Info sessions will be held at the beginning of each academic year, in late September or early October. For more information on the YDS international student exchange programs, please contact Jan L. Hagens, Ph.D., Director of International Student Exchange Programs, at firstname.lastname@example.org.
An exchange program between YDS and the Eastern Cluster of Lutheran Seminaries permits students to spend one academic year at either YDS or one of the Lutheran seminaries. For information about this program, please contact the Registrar’s Office (email@example.com). (Note: The term for the ECLS partnership has expired and renewal is pending; YDS will provide more information when it becomes available. -updated 04/25/2017)
YDS offers a limited number of students the opportunity to enroll as nondegree students.

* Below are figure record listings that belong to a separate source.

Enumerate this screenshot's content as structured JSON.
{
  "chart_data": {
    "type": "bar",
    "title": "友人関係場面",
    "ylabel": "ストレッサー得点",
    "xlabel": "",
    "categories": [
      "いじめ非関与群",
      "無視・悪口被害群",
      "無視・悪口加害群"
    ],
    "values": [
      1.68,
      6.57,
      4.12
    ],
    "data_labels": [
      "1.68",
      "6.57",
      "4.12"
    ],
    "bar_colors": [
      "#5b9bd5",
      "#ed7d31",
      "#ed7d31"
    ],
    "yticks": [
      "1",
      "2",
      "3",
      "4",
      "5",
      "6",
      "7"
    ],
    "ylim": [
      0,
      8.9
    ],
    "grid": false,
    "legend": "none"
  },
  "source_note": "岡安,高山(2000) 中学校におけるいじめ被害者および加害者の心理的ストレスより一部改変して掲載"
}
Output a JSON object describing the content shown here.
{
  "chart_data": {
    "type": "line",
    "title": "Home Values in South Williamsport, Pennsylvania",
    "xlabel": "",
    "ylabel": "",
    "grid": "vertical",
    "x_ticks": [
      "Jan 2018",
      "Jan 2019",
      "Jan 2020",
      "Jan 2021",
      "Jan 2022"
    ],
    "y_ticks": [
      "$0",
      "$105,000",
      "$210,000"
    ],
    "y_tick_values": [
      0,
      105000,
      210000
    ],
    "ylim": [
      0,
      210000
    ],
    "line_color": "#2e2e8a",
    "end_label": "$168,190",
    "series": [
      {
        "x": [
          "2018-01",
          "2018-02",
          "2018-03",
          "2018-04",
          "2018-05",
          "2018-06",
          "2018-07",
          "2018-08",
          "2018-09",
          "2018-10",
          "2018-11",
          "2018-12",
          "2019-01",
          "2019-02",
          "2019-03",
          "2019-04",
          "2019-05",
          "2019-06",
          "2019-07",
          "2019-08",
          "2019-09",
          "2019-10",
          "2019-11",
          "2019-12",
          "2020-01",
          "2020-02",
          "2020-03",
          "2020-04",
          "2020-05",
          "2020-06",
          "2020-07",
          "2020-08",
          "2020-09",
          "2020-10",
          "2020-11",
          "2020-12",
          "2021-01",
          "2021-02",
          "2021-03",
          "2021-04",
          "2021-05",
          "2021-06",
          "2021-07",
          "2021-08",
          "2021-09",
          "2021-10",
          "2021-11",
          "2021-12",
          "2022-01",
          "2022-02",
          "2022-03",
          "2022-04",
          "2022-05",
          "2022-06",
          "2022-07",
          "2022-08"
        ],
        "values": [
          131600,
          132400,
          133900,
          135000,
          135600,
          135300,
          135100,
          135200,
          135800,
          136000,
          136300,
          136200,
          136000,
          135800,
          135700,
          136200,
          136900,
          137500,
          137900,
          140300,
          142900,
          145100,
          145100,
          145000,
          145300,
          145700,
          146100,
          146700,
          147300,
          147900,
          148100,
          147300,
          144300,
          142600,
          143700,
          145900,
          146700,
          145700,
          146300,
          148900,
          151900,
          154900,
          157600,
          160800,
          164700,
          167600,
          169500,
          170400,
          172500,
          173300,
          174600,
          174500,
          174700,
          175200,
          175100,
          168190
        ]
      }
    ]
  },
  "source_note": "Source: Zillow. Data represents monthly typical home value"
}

Nondegree students are limited to enrollment in YDS courses only, are not eligible for financial aid, and may not enroll in field education placements. The requirements for admission as a nondegree student and the application procedure are the same as those for degree applicants.
Students receive full credit for work completed as nondegree students and may transfer these credits elsewhere, or petition the associate dean of academic affairs to have some or all of the work applied toward a YDS degree program. Applicants should understand that admission as a nondegree student is not an indicator of future admission to degree programs at YDS.
Visiting Fellows Program
Each year the Yale Divinity School appoints as Visiting Fellows a limited number of distinguished professors, ministers, priests, or otherwise qualified professionals. Visiting Fellows should, as a minimum, have a Ph.D. and be an established scholar who has achieved senior status in his or her professional field; hold a position at another institution (university, church, foundation, government agency, company, et al.); have an outside source of salary support of at least $2500/month (plus $725 for spouse and $525/month for each child; personal funds are excluded); and have health insurance coverage. Appointment may be for up to twelve months. (Reappointment requests should be in writing to Dr. Jan Hagens and Timothee Goselin and will require completion of a new application, including an updated CV.)
Successful applicants will have clearly articulated research projects that necessitate work with specific YDS Library holdings. They must demonstrate through the application that they have the requisite skills and training to carry out the work. There should not be an expectation that Yale faculty will commit time to the VF’s project, though a working relationship might of course develop. Visiting Fellows have access to the libraries of the University to perform their research work independently, and they may audit classes with the permission of the instructor. They are not candidates for degrees and receive no academic credit. Visiting fellows are not eligible for financial aid from Yale and no stipend is available.
A non-refundable application fee of $50 should be submitted at the time of application. Upon arrival on campus, there will be a registration fee of $750 per six-month period.
U.S. Visiting Fellows – Please allow at least six weeks processing upon receipt of your application materials for approval of your application; counting from the date of initial submission, some applications take six months to reach approved status.
Foreign Visiting Fellows – The Yale Office of International Students and Scholars (OISS) will assist you with acquiring the appropriate U.S. visa; they will send you a DS-2019 needed for the visa application. In addition to the time frame noted above for U.S. citizens, please allow 30 days for OISS to process your DS-2019 for your visa paperwork. Some applications take more than six months to reach approved status, counting from the date of initial submission.